Research Paper Volume 13, Issue 23 pp 25440—25452
Titanium dioxide nanoparticles perturb the blood-testis barrier via disruption of actin-based cell adhesive function
- 1 The First Affiliated Hospital, College of Medicine, Zhejiang University, Hangzhou 310003, Zhejiang, China
- 2 The Sperm Laboratory, College of Life Sciences, Zhejiang University, Hangzhou 310058, Zhejiang, China
- 3 Department of Obstetrics and Gynaecology, Faculty of Medicine, University of Debrecens, Debrecen 4032, Hungary
- 4 CAS Key Laboratory for Biomedical Effects of Nanomaterials and Nanosafety and CAS Center for Excellence in Nanoscience, National Center for Nanoscience and Technology, Beijing 100190, China
- 5 University of Chinese Academy of Sciences, Beijing 100049, China
Received: October 29, 2019 Accepted: August 11, 2021 Published: December 14, 2021
https://doi.org/10.18632/aging.203763How to Cite
Copyright: © 2021 Ni et al. This is an open access article distributed under the terms of the Creative Commons Attribution License (CC BY 3.0), which permits unrestricted use, distribution, and reproduction in any medium, provided the original author and source are credited.
Abstract
As one of the most commonly used nanoparticles, titanium dioxide nanoparticles (TiO2-NPs) are widely used as coating reagents in cosmetics, medicine and other industries. The increasing risk of exposure to TiO2-NPs raises concerns about their safety. In this study, we investigated the mechanism by which TiO2-NPs cross the blood-testis barrier (BTB). TM-4 cells were selected as an in vitro Sertoli cell model of BTB. Cell viability, cell morphological changes, apoptosis, oxidative damage, and the expression levels of actin regulatory and tight junction (TJ) proteins were assessed in TM-4 cells treated with 3-nm and 24-nm TiO2-NPs. Cells treated with 3-nm TiO2-NPs exhibited increased cytotoxicity and decreased Annexin II expression, whereas cells treated with 24-nm TiO2-NPs exhibited increased Arp 3 and c-Src expression.

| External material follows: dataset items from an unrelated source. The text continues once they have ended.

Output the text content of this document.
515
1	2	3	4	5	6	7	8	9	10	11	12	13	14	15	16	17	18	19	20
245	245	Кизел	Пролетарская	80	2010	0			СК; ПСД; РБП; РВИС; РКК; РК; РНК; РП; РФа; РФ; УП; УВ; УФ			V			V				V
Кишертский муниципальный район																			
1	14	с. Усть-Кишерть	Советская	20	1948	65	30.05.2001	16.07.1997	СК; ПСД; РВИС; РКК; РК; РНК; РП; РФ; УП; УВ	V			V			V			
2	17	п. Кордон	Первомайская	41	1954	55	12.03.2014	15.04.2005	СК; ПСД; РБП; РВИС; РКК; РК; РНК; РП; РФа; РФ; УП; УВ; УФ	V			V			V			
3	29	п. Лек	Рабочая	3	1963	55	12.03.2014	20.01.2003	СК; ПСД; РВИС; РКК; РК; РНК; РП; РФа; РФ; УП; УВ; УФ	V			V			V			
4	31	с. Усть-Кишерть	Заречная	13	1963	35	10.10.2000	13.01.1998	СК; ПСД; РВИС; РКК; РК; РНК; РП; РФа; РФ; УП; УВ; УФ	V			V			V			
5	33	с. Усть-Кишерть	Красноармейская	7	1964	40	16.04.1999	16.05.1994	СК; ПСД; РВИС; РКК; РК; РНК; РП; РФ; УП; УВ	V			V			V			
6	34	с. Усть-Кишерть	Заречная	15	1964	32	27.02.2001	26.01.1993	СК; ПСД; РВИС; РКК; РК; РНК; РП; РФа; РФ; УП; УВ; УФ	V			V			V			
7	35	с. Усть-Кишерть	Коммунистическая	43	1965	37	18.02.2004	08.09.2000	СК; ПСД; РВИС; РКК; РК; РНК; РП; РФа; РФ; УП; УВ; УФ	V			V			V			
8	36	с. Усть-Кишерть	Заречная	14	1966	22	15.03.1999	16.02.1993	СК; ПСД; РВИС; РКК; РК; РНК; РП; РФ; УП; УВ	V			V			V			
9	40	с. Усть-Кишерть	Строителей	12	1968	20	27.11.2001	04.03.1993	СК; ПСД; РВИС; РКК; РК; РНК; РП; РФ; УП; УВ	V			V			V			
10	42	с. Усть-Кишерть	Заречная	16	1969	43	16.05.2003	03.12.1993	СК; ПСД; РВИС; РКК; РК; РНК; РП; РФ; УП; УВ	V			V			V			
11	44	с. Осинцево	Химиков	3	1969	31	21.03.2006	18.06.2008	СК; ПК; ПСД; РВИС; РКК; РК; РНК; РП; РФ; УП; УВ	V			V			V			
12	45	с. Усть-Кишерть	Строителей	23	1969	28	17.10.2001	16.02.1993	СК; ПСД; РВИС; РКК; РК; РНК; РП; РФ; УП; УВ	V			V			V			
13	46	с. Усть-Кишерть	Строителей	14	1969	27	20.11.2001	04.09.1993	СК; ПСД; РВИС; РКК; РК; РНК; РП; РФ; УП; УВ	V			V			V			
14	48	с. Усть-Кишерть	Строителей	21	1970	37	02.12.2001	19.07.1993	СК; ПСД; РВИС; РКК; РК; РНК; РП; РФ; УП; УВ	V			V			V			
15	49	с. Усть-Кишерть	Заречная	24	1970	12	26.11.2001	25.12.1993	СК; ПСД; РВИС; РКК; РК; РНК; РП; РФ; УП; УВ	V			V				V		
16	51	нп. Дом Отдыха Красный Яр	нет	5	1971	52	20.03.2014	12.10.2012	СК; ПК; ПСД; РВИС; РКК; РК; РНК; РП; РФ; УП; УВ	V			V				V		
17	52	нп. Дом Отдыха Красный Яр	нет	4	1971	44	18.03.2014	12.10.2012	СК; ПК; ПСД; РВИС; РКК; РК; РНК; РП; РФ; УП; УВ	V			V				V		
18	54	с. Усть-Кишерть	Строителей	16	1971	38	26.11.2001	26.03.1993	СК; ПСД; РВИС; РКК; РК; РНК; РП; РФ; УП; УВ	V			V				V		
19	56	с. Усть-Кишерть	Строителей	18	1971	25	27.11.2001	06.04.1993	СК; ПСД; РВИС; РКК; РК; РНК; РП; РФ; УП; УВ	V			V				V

Both TiO2-NPs induced significant oxidative stress, decreased the expression of TJ proteins (occludin, ZO-1 and claudin 5), damaged the TJ structure, and exhibited enlarged gaps between TM-4 cells. Our results indicated that both TiO2-NPs crossed the BTB by disrupting actin-based adhesive junctions of TM-4 cells; however, apoptosis was not observed. Our results provide new insights into how TiO2-NPs cross the BTB.